Dr. Thomas Weißbrich, Leiter der Militaria-Sammlung, nimmt ein besonderes Objekt unserer Sammlung zum Anlass, um vom Einfluss des Wetters auf eine der bekanntesten Schlachten der europäischen Geschichte zu erzählen: den Hut Kaiser Napoleons I. aus der Schlacht bei Waterloo am 18. Juni 1815.

Wetter macht Geschichte

„Hätte es nicht in der Nacht vom 17. zum 18. Juni geregnet, so hätte sich die Zukunft Europas anders gestaltet. Einige wenige Tropfen Wasser haben die Waagschale des Geschicks zu Ungunsten Napoleons geneigt.“1 Mit dieser dramatischen Zuspitzung lässt Victor Hugo den Erzähler seines Romans „Die Elenden“ (1862) die Niederlage der von Napoleon geführten französischen Armee in der Schlacht bei Waterloo 1815 kommentieren. Tatsächlich hat das Wetter den Verlauf dieser für die europäische Geschichte bedeutenden Schlacht beeinflusst.2 Über die Frage, wieweit der Regen sich auf Sieg und Niederlage auswirkte, spekulieren Militärhistoriker bis heute.3

Bei den Bemühungen, militärische Aktionen zu planen, war (und ist) das Wetter ein unberechenbarer Faktor. Es gehört zu den „Friktionen“, über die der preußische Offizier und Militärtheoretiker Carl von Clausewitz bemerkt, dass sie den Unterschied zwischen Plan und Wirklichkeit ausmachen. So fanden Schlachten und Belagerungen bei Sonne und im Regen statt, unter dunklen Wolken, bei starkem Wind, bei Sommerhitze und Minusgraden – 1588 beschädigte ein Sturm die zur Invasion Englands aufgebrochene spanische Armada schwer, 1812 zwang „General Winter“ die „Grande Armée“ zum Rückzug aus Russland und 1944 verschoben die Alliierten den Termin für ihre Landung in der Normandie aufgrund der Wetterlage mehrfach.4 Derartige Wettereinflüsse fanden bislang jedoch nur selten in geschichtswissenschaftlichen Darstellungen hinreichende Beachtung, da sich diese in der Regel auf das militärische Geschehen konzentrieren.
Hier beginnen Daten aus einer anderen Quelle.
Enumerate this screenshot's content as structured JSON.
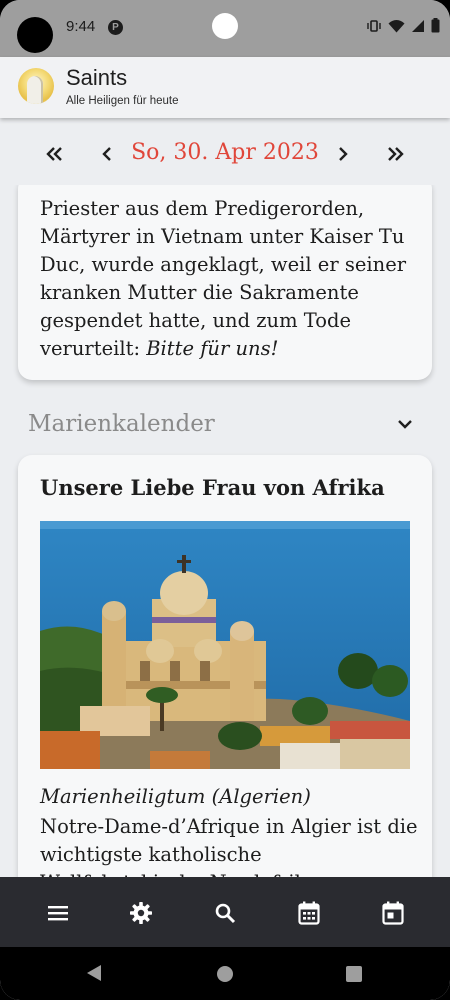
{
  "status_bar": {
    "time": "9:44",
    "p_badge": "P"
  },
  "app_bar": {
    "title": "Saints",
    "subtitle": "Alle Heiligen für heute",
    "logo_icon": "saint-logo-icon"
  },
  "date_nav": {
    "date": "So, 30. Apr 2023",
    "first_icon": "double-chevron-left-icon",
    "prev_icon": "chevron-left-icon",
    "next_icon": "chevron-right-icon",
    "last_icon": "double-chevron-right-icon"
  },
  "saint_card": {
    "text": "Priester aus dem Predigerorden, Märtyrer in Vietnam unter Kaiser Tu Duc, wurde angeklagt, weil er seiner kranken Mutter die Sakramente gespendet hatte, und zum Tode verurteilt: ",
    "text_italic": "Bitte für uns!"
  },
  "marian_section": {
    "title": "Marienkalender",
    "toggle_icon": "chevron-down-icon"
  },
  "marian_card": {
    "title": "Unsere Liebe Frau von Afrika",
    "subtitle": "Marienheiligtum (Algerien)",
    "body": "Notre-Dame-d’Afrique in Algier ist die wichtigste katholische Wallfahrtskirche Nordafrikas"
  },
  "bottom_nav": [
    {
      "icon": "menu-icon"
    },
    {
      "icon": "gear-icon"
    },
    {
      "icon": "search-icon"
    },
    {
      "icon": "calendar-grid-icon"
    },
    {
      "icon": "calendar-today-icon"
    }
  ],
  "colors": {
    "accent": "#e0463a",
    "background": "#eceef1",
    "card": "#f7f8f9",
    "bottom_bar": "#2a2b30"
  }
}
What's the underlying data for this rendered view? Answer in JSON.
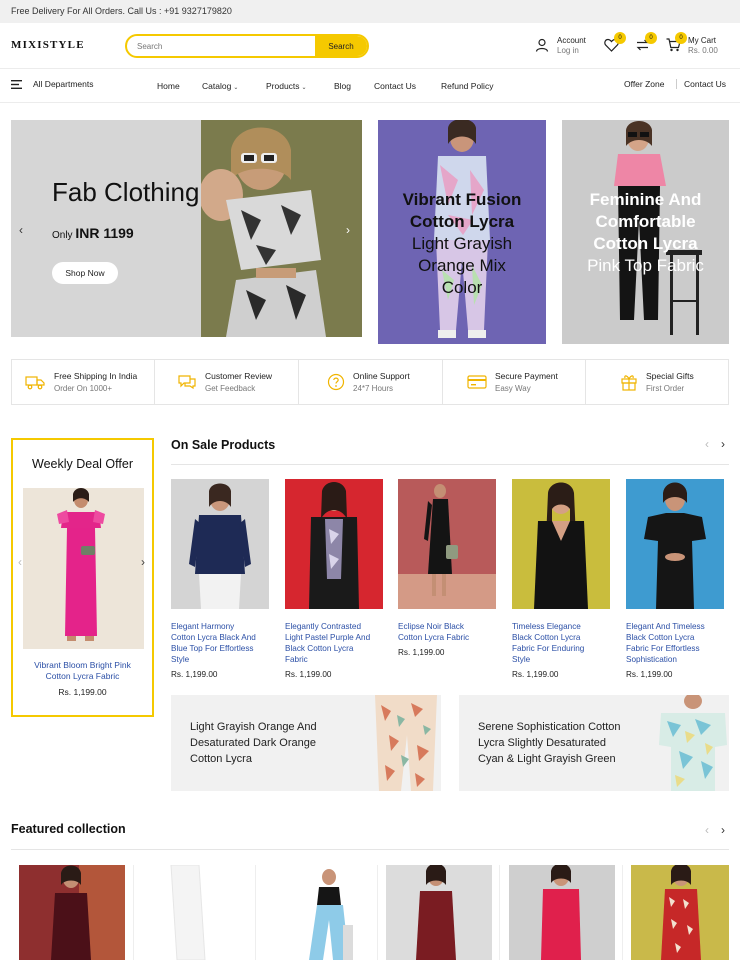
{
  "topbar": {
    "announcement": "Free Delivery For All Orders. Call Us : +91 9327179820"
  },
  "header": {
    "logo": "MIXISTYLE",
    "search": {
      "placeholder": "Search",
      "button_label": "Search"
    },
    "account": {
      "title": "Account",
      "subtitle": "Log in"
    },
    "wishlist_count": "0",
    "compare_count": "0",
    "cart": {
      "count": "0",
      "title": "My Cart",
      "amount": "Rs. 0.00"
    }
  },
  "nav": {
    "departments": "All Departments",
    "items": [
      {
        "label": "Home"
      },
      {
        "label": "Catalog"
      },
      {
        "label": "Products"
      },
      {
        "label": "Blog"
      },
      {
        "label": "Contact Us"
      },
      {
        "label": "Refund Policy"
      }
    ],
    "right": [
      {
        "label": "Offer Zone"
      },
      {
        "label": "Contact Us"
      }
    ]
  },
  "hero": {
    "main": {
      "title": "Fab Clothing",
      "price_prefix": "Only",
      "price": "INR 1199",
      "button": "Shop Now"
    },
    "banner1": {
      "bold_line1": "Vibrant Fusion",
      "bold_line2": "Cotton Lycra",
      "line3": "Light Grayish",
      "line4": "Orange Mix",
      "line5": "Color"
    },
    "banner2": {
      "bold_line1": "Feminine And",
      "bold_line2": "Comfortable",
      "bold_line3": "Cotton Lycra",
      "line4": "Pink Top Fabric"
    }
  },
  "features": [
    {
      "title": "Free Shipping In India",
      "subtitle": "Order On 1000+",
      "icon": "truck-icon"
    },
    {
      "title": "Customer Review",
      "subtitle": "Get Feedback",
      "icon": "chat-icon"
    },
    {
      "title": "Online Support",
      "subtitle": "24*7 Hours",
      "icon": "help-icon"
    },
    {
      "title": "Secure Payment",
      "subtitle": "Easy Way",
      "icon": "card-icon"
    },
    {
      "title": "Special Gifts",
      "subtitle": "First Order",
      "icon": "gift-icon"
    }
  ],
  "weekly_deal": {
    "title": "Weekly Deal Offer",
    "product": {
      "name_line1": "Vibrant Bloom Bright Pink",
      "name_line2": "Cotton Lycra Fabric",
      "price": "Rs. 1,199.00"
    }
  },
  "on_sale": {
    "title": "On Sale Products",
    "products": [
      {
        "lines": [
          "Elegant Harmony",
          "Cotton Lycra Black And",
          "Blue Top For Effortless",
          "Style"
        ],
        "price": "Rs. 1,199.00"
      },
      {
        "lines": [
          "Elegantly Contrasted",
          "Light Pastel Purple And",
          "Black Cotton Lycra",
          "Fabric"
        ],
        "price": "Rs. 1,199.00"
      },
      {
        "lines": [
          "Eclipse Noir Black",
          "Cotton Lycra Fabric"
        ],
        "price": "Rs. 1,199.00"
      },
      {
        "lines": [
          "Timeless Elegance",
          "Black Cotton Lycra",
          "Fabric For Enduring",
          "Style"
        ],
        "price": "Rs. 1,199.00"
      },
      {
        "lines": [
          "Elegant And Timeless",
          "Black Cotton Lycra",
          "Fabric For Effortless",
          "Sophistication"
        ],
        "price": "Rs. 1,199.00"
      }
    ]
  },
  "promos": [
    {
      "lines": [
        "Light Grayish Orange And",
        "Desaturated Dark Orange",
        "Cotton Lycra"
      ]
    },
    {
      "lines": [
        "Serene Sophistication Cotton",
        "Lycra Slightly Desaturated",
        "Cyan & Light Grayish Green"
      ]
    }
  ],
  "featured": {
    "title": "Featured collection"
  },
  "colors": {
    "accent": "#f5c900",
    "link": "#2b4fa6",
    "banner1_bg": "#6a5fae",
    "banner2_bg": "#c9c9c9"
  }
}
Der Regen vor der Schlacht

Abb. 1: Donner und Blitz: Ein Starkregen ergoss sich kurz vor der Schlacht in der Gegend um Waterloo.
(Ausschnitt aus dem Gemälde von John Heaviside Clark, Am Morgen nach der Schlacht von Waterloo, ca. 1816, DHM, 1990/425)

Es waren nicht nur „einige wenige Tropfen Wasser“, die vom Abend des 17. Juni bis zu den frühen Morgenstunden des 18. Juni 1815 in der Gegend des belgischen Ortes Waterloo vom Himmel fielen, sondern ein stundenlang andauernder Regen, der bereits am Nachmittag begonnen hatte und dem ein starker Sturm vorausgegangen war.5 Augenzeugen berichten von wahren Sturzfluten und selbst die regengewohnten Briten betonen die ungewöhnliche Regenstärke.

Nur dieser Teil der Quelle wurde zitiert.